Tuesday, November 12, 2024

Wealth Caps?

(This is another of those
"deep" ideas I get while
taking a shower.)
 

I consider myself conservative. 

I consider myself to respect the concept of natural stewardship. I understand how artificial restraints on wages can strangle creativity.

But there comes a point -- or two or three -- where ... 

If you've already amassed enough personal wealth to retire comfortably ten times over, it's time to do so, to move over and let someone fresh join the fight. No, those who have gotten wealthy shouldn't just go on vacation, there are plenty of service projects that have no way of generating monetary value that a person can get involved in, to keep a person competitive, sharp, and alive.  

And, really, service itself should be considered a higher value than money. 

Having enough money to retire a hundred times over gives an individual the sort of personal power that minor nobility have in nobility systems of government, and if the national government is involving itself in taxing personal income, if it fails to set some boundaries on that kind of wealth, it is effectively setting up a modern version of nobility.  

In the US, that should be a Constitutional issue -- and should be held up as evidence that the national income tax itself, amendment notwithstanding, is a breach of the Constitution.  

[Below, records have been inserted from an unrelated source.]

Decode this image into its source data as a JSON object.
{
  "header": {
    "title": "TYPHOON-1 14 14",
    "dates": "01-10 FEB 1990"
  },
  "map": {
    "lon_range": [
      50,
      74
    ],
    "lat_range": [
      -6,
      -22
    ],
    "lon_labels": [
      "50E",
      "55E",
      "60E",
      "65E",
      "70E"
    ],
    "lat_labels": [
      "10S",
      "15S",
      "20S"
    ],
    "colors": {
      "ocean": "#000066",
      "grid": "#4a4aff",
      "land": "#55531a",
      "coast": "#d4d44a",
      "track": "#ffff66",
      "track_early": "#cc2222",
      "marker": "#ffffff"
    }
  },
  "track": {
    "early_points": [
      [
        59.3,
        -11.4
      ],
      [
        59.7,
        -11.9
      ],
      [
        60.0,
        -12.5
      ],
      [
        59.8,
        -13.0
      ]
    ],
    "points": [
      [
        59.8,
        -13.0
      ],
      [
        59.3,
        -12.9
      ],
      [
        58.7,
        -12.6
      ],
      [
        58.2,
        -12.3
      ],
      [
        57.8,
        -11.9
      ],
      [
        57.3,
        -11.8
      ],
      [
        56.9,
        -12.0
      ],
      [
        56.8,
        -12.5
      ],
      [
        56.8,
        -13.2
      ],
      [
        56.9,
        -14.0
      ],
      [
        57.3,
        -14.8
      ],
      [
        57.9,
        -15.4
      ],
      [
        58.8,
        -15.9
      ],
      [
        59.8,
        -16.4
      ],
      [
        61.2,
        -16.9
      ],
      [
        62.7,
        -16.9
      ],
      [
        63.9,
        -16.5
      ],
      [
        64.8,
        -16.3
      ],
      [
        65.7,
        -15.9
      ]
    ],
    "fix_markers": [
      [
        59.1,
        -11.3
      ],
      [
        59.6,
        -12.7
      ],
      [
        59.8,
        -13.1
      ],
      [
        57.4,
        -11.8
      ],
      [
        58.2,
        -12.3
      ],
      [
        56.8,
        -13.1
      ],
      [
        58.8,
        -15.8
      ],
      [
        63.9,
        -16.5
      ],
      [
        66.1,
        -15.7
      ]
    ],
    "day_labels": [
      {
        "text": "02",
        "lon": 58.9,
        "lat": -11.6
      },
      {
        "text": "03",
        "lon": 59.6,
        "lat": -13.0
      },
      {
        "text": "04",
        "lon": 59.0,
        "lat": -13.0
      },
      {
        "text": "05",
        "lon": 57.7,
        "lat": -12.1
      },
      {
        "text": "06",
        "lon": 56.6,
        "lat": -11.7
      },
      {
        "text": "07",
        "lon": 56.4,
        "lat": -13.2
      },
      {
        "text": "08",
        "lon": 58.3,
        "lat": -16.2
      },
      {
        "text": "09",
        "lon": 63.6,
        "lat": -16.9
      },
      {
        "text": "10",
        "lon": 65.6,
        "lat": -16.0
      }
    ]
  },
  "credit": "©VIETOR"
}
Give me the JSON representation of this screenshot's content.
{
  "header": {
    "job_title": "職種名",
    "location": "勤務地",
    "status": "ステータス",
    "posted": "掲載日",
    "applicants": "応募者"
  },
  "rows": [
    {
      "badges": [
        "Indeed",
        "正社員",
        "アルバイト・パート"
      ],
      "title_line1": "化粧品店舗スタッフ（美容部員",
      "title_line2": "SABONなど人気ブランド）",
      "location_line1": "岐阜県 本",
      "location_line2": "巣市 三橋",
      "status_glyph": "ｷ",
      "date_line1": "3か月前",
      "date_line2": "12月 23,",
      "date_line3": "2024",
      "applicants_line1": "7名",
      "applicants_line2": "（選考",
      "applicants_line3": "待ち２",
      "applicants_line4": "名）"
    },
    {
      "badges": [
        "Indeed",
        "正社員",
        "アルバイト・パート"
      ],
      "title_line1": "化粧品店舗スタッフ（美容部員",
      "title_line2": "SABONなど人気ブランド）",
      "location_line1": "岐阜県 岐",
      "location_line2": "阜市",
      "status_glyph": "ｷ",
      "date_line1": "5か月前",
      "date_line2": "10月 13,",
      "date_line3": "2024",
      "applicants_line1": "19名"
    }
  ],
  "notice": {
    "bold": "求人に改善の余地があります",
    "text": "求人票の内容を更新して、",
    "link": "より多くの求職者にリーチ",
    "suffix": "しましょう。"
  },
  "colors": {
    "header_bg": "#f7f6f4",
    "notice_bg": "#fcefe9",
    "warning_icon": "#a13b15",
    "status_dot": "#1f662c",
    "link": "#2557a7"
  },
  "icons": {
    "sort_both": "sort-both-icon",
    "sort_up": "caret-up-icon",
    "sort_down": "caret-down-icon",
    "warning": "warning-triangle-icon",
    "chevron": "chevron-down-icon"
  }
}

Somewhere between a hundred and a thousand times the amount of money that enables a comfortable retirement, there's a point where the government should have a right to step in and say that that much wealth is on the face of it evidence of business malpractice, and force early retirement. I mean, if the government can force retirement at 65 or 70, under whatever untested assumptions, surely the government can force retirement at, say, 650 MUSD or so, to borrow an arbitrary number.  

[JMR202411200736 note:] 

(I should emphasize that I am speaking strictly in the loose theoretical -- I haven't thought this through to the consequences, and I am confident that, like all other good ideas, there will likely be negative effects and more loopholes for the lawyers and the rich who can afford lawyers.)

[JMR202411200736 note end.] 

I'm sure that finding indirect holdings would become a problem for the regulatory agencies. I could guess that some of the very rich would find tricks like paying people to hold holdings for them -- but even that would require them to dilute the power they can exercise. 

Getting the national government out of the income tax business would definitely help reduce the special interest involvement at national level, and spread them out at the state level enough to dilute their power -- assuming that states would completely take over the individual income tax function.  

I suspect that simply pushing the income tax function down to the state level would pretty much force most national corporations to split up on state lines, and significantly limit monopolies and the insane levels of personal wealth.